Cahill glanced around the covered wharf. The shipyard workers seemed lithe and short for Southern France, reminding him that Renard’s primary workforce consisted of Taiwanese personnel, regardless of his location. The more he learned about his French boss, the more he understood how the secrets he shared with the renegade Chinese province guaranteed ongoing mutual trust.
“That’s a pity,” Cahill said. “The Taiwanese have been providing solid engineering to your fleet for years. I assume that if they can’t run a simulation, then a simulation can’t be run.”
“Indeed,” Renard said. “Rather, it could be run, but it’s not worth the time and effort.”
Cahill gave the Frenchman a sideways glance.
“You mean it’s not worth your money.”
“Admittedly, no.”
“It’s unlike you to leave your investments to chance.”
“I wouldn’t trust the simulations until they were proven against reality for such a strange thing as an undersized bow section. So I decided not to bother. Also, you already proved you can manage the Goliath without a bow section at all. Your maneuvering of the ship in the Aegean after losing your port bow was commendable.”
A fresh snapshot of the recurring nightmare flashed across Cahill’s mental view, and then reality returned.
“A feat I hope to never repeat.”
A phone chimed in the Frenchman’s pocket, and he reached into his blazer to lift the cellular device to his cheek.
“This is Pierre. No, I’ve not met them in person. You can match their faces to their photographs as well as I. Good. Give them badges and let them into the dry dock area. I’ll meet them at the north entrance.”
“Me Israeli Mossad guests?” Cahill asked.
“Not Mossad. That’s for external affairs, and their problem — our opportunity — is due to an internal disagreement within the Israeli machine. Your riders are Aman, military intelligence.”
“With all the mistrust and problems around Israel, you can’t blame me for getting it confused.”
“Confused indeed,” Renard said. “And in the event that your Aman riders get confused about their priorities underway, you have the four Legionnaires I rented to protect you.”
Cahill appreciated the security force and recalled that the four men who’d joined his crew a month earlier were respectable students in learning their jobs tending to the propulsion equipment.

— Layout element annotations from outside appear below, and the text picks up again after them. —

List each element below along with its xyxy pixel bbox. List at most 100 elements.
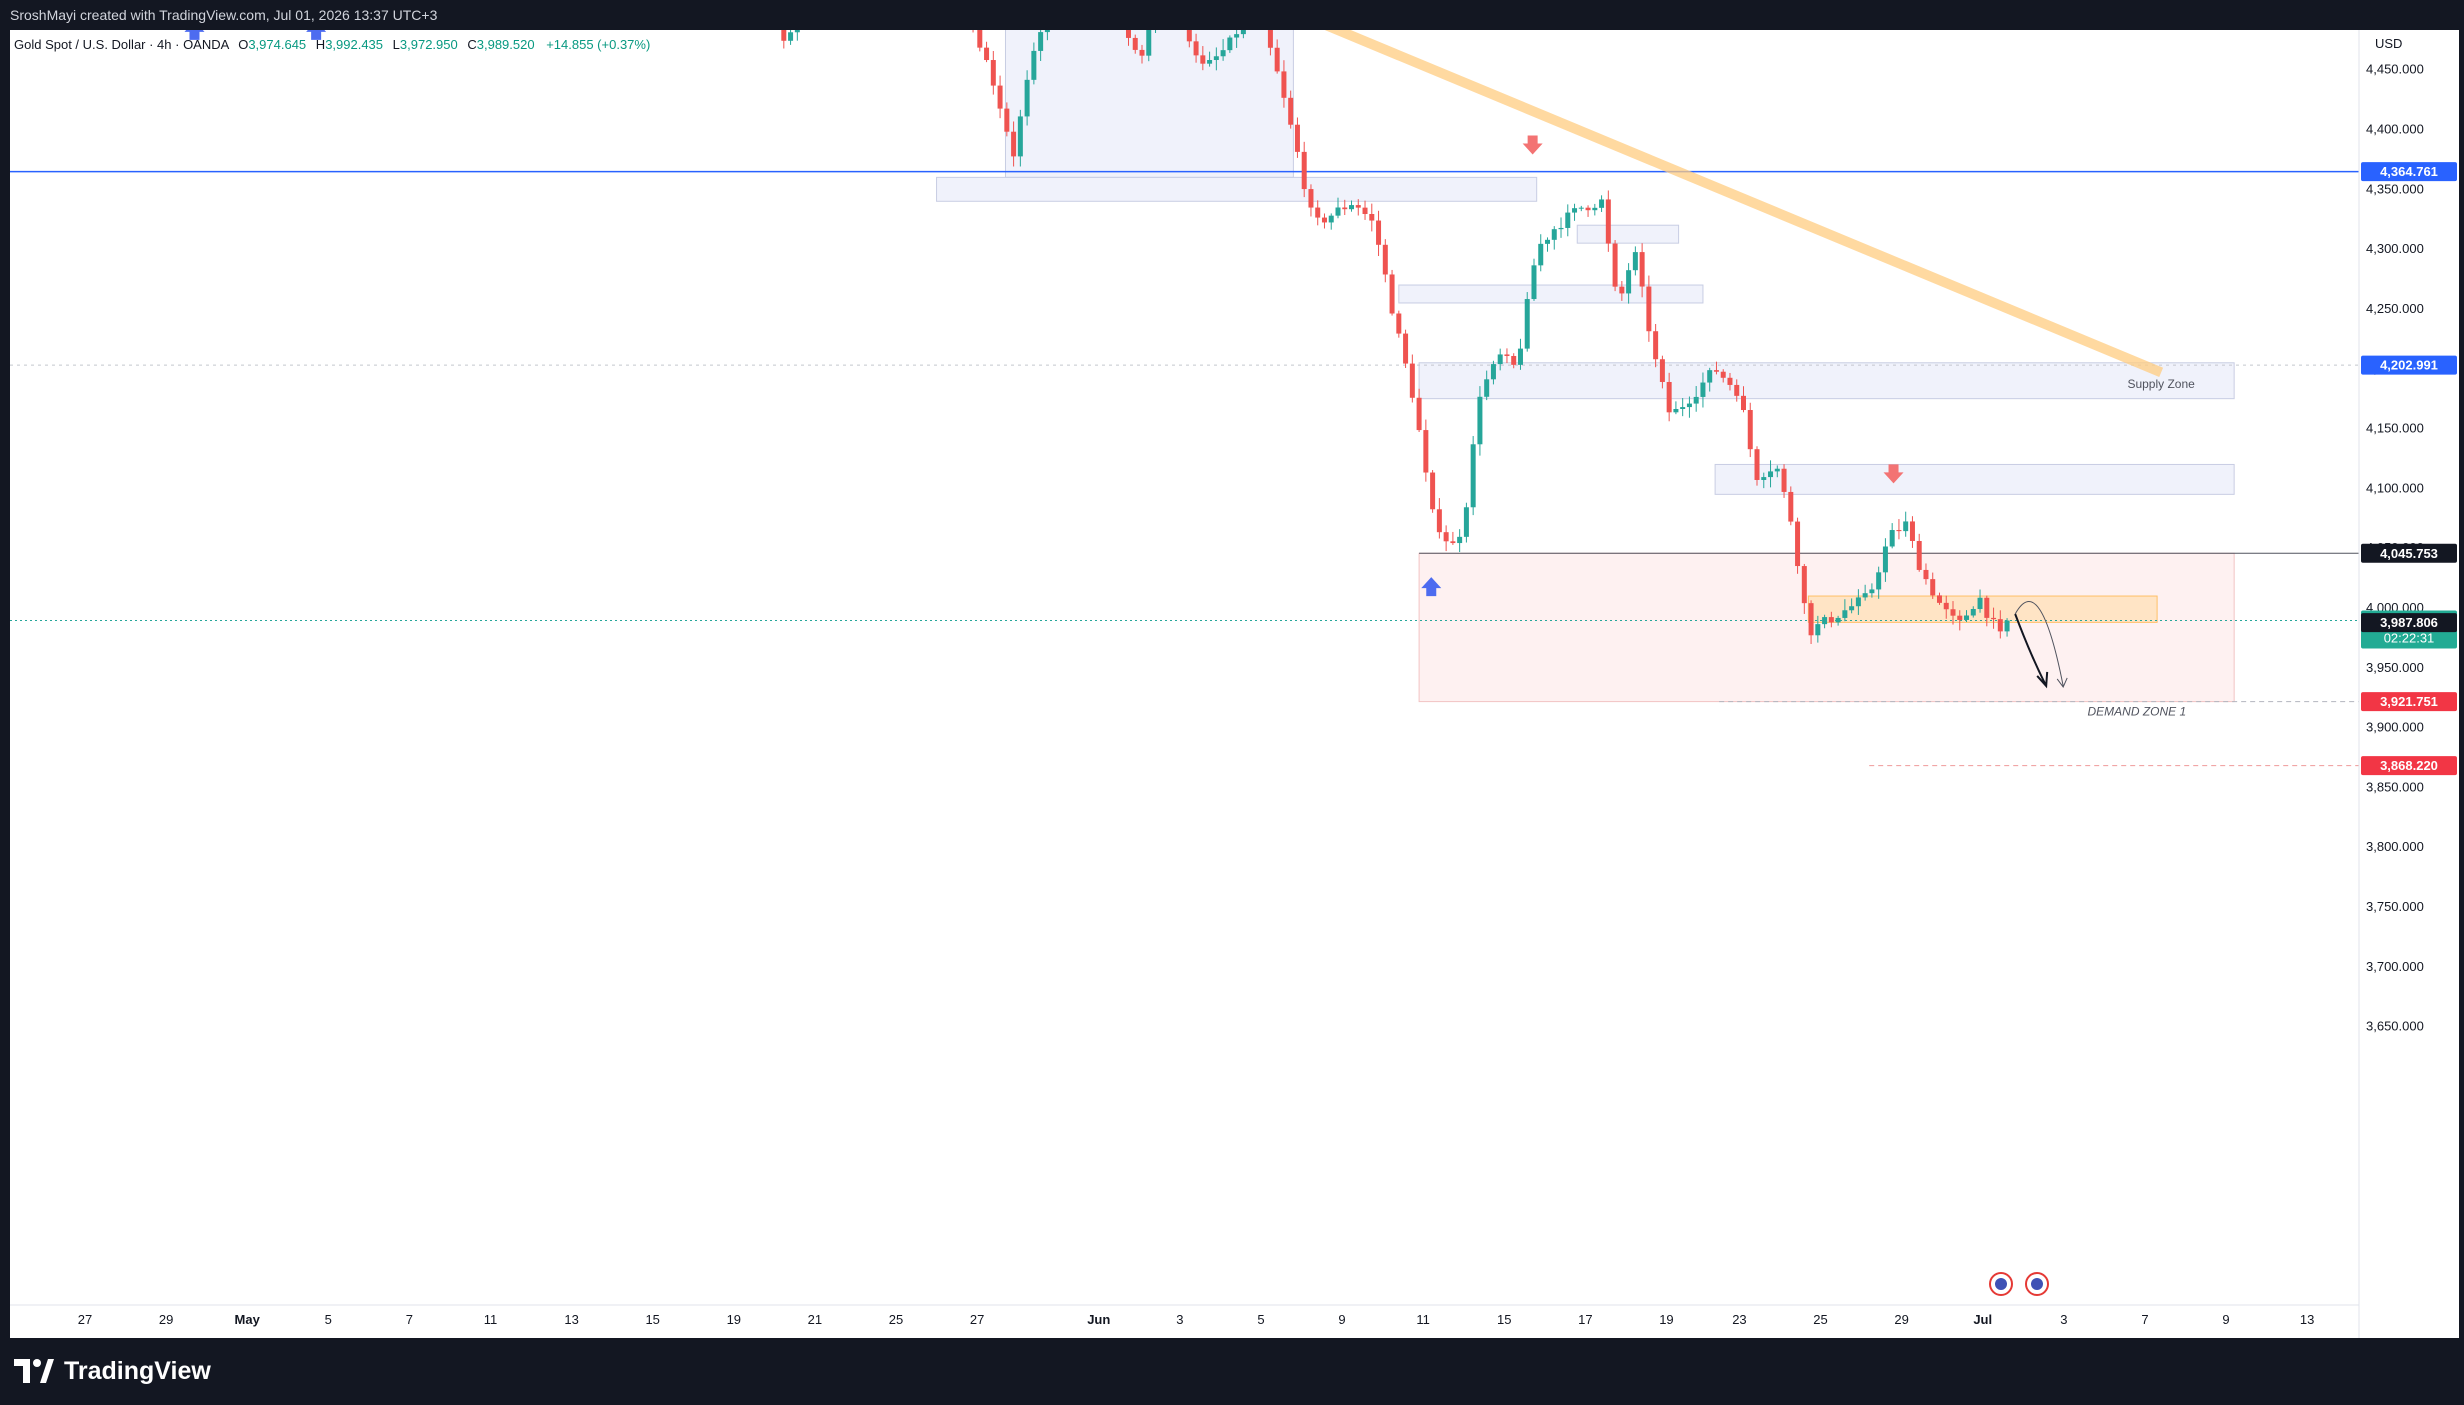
candle: [1511, 355, 1517, 365]
candle: [1592, 207, 1598, 211]
time-tick-label: 29: [1894, 1312, 1908, 1327]
us-flag-icon-inner: [1995, 1278, 2007, 1290]
candle: [1822, 617, 1828, 625]
candle: [977, 30, 983, 48]
candle: [1788, 491, 1794, 522]
candle: [1011, 131, 1017, 157]
time-tick-label: 25: [889, 1312, 903, 1327]
chart-pane[interactable]: Supply Zone DEMAND ZONE 1 USD 3,650.000 3,…: [10, 30, 2459, 1338]
candle: [1882, 546, 1888, 573]
candle: [1430, 472, 1436, 510]
price-label: 3,868.220: [2380, 758, 2438, 773]
time-tick-label: Jul: [1973, 1312, 1992, 1327]
time-tick-label: 19: [1659, 1312, 1673, 1327]
time-tick-label: 9: [2222, 1312, 2229, 1327]
price-label: 3,921.751: [2380, 694, 2438, 709]
time-tick-label: 11: [484, 1312, 498, 1327]
time-tick-label: 19: [727, 1312, 741, 1327]
candle: [1504, 354, 1510, 356]
candle: [1693, 396, 1699, 404]
candle: [1774, 468, 1780, 472]
price-chart[interactable]: Supply Zone DEMAND ZONE 1 USD 3,650.000 3,…: [10, 30, 2459, 1338]
price-label-box: [2361, 613, 2457, 633]
time-tick-label: 11: [1416, 1312, 1430, 1327]
close-value: 3,989.520: [477, 37, 535, 52]
candle: [1572, 208, 1578, 213]
candle: [1416, 397, 1422, 431]
time-tick-label: 23: [1732, 1312, 1746, 1327]
symbol-legend: Gold Spot / U.S. Dollar · 4h · OANDA O3,…: [14, 37, 650, 52]
price-tick-label: 3,750.000: [2366, 899, 2424, 914]
candle: [1031, 50, 1037, 80]
candle: [1457, 536, 1463, 544]
candle: [1734, 384, 1740, 396]
candle: [794, 30, 800, 33]
candle: [1470, 444, 1476, 508]
candle: [788, 32, 794, 41]
price-tick-label: 3,900.000: [2366, 720, 2424, 735]
high-label: H: [316, 37, 325, 52]
zone-annotation: DEMAND ZONE 1: [2087, 705, 2186, 719]
candle: [1024, 79, 1030, 117]
candle: [1605, 199, 1611, 244]
candle: [984, 47, 990, 61]
candle: [1207, 60, 1213, 64]
candle: [1984, 597, 1990, 618]
candle: [1970, 609, 1976, 616]
candle: [1578, 207, 1584, 209]
candle: [1964, 615, 1970, 620]
forecast-arrowhead: [2036, 671, 2049, 689]
attribution-bar: SroshMayi created with TradingView.com, …: [0, 0, 2464, 30]
candle: [1146, 30, 1152, 56]
candle: [1997, 619, 2003, 632]
candle: [1044, 30, 1050, 33]
candle: [1626, 270, 1632, 294]
candle: [1490, 364, 1496, 380]
supply-zone: [1714, 463, 2235, 495]
time-tick-label: 3: [1176, 1312, 1183, 1327]
candle: [781, 30, 787, 41]
candle: [1950, 609, 1956, 616]
time-tick-label: Jun: [1087, 1312, 1110, 1327]
candle: [1795, 521, 1801, 567]
candle: [1612, 243, 1618, 287]
price-label: 4,202.991: [2380, 358, 2438, 373]
candle: [1004, 108, 1010, 132]
candle: [1828, 617, 1834, 623]
candle: [1524, 299, 1530, 349]
candle: [1132, 37, 1138, 50]
time-tick-label: 3: [2060, 1312, 2067, 1327]
candle: [997, 85, 1003, 109]
candle: [1551, 229, 1557, 240]
candle: [1923, 569, 1929, 580]
candle: [1274, 47, 1280, 72]
price-label: 3,987.806: [2380, 615, 2438, 630]
candle: [1213, 56, 1219, 61]
high-value: 3,992.435: [325, 37, 383, 52]
time-tick-label: 27: [970, 1312, 984, 1327]
price-tick-label: 4,250.000: [2366, 301, 2424, 316]
candle: [1768, 471, 1774, 478]
candle: [1382, 244, 1388, 275]
candle: [1747, 410, 1753, 450]
low-value: 3,972.950: [400, 37, 458, 52]
candle: [1835, 617, 1841, 623]
candle: [1700, 382, 1706, 397]
tradingview-logo[interactable]: TradingView: [14, 1352, 211, 1390]
candle: [1632, 252, 1638, 271]
time-tick-label: 21: [808, 1312, 822, 1327]
candle: [1639, 252, 1645, 287]
candle: [1619, 286, 1625, 294]
supply-zone: [1418, 362, 2235, 400]
open-value: 3,974.645: [248, 37, 306, 52]
focus-zone: [1807, 595, 2158, 623]
candle: [1876, 572, 1882, 590]
supply-zone: [1398, 284, 1704, 304]
arrow-down-icon: [1883, 464, 1904, 484]
candle: [1849, 606, 1855, 611]
price-tick-label: 4,300.000: [2366, 241, 2424, 256]
candle: [1916, 540, 1922, 570]
economic-event-icons[interactable]: [1989, 1272, 2049, 1296]
candle: [1977, 597, 1983, 610]
time-tick-label: 27: [78, 1312, 92, 1327]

They would monitor gauges and clean machines underway to blend in and earn their keep.
“And you trust them, these Legionnaires?” he asked.
“Indeed. Their battalion officer is the son of a very close friend I’ve known since my years at l’Ecole Navale.”
“Right, then let’s meet our Aman riders.”
“Agreed,” Renard said. “Let’s not keep them waiting. They’ll be our allies only as long as it suits them. Best to begin this short relationship on a positive note.”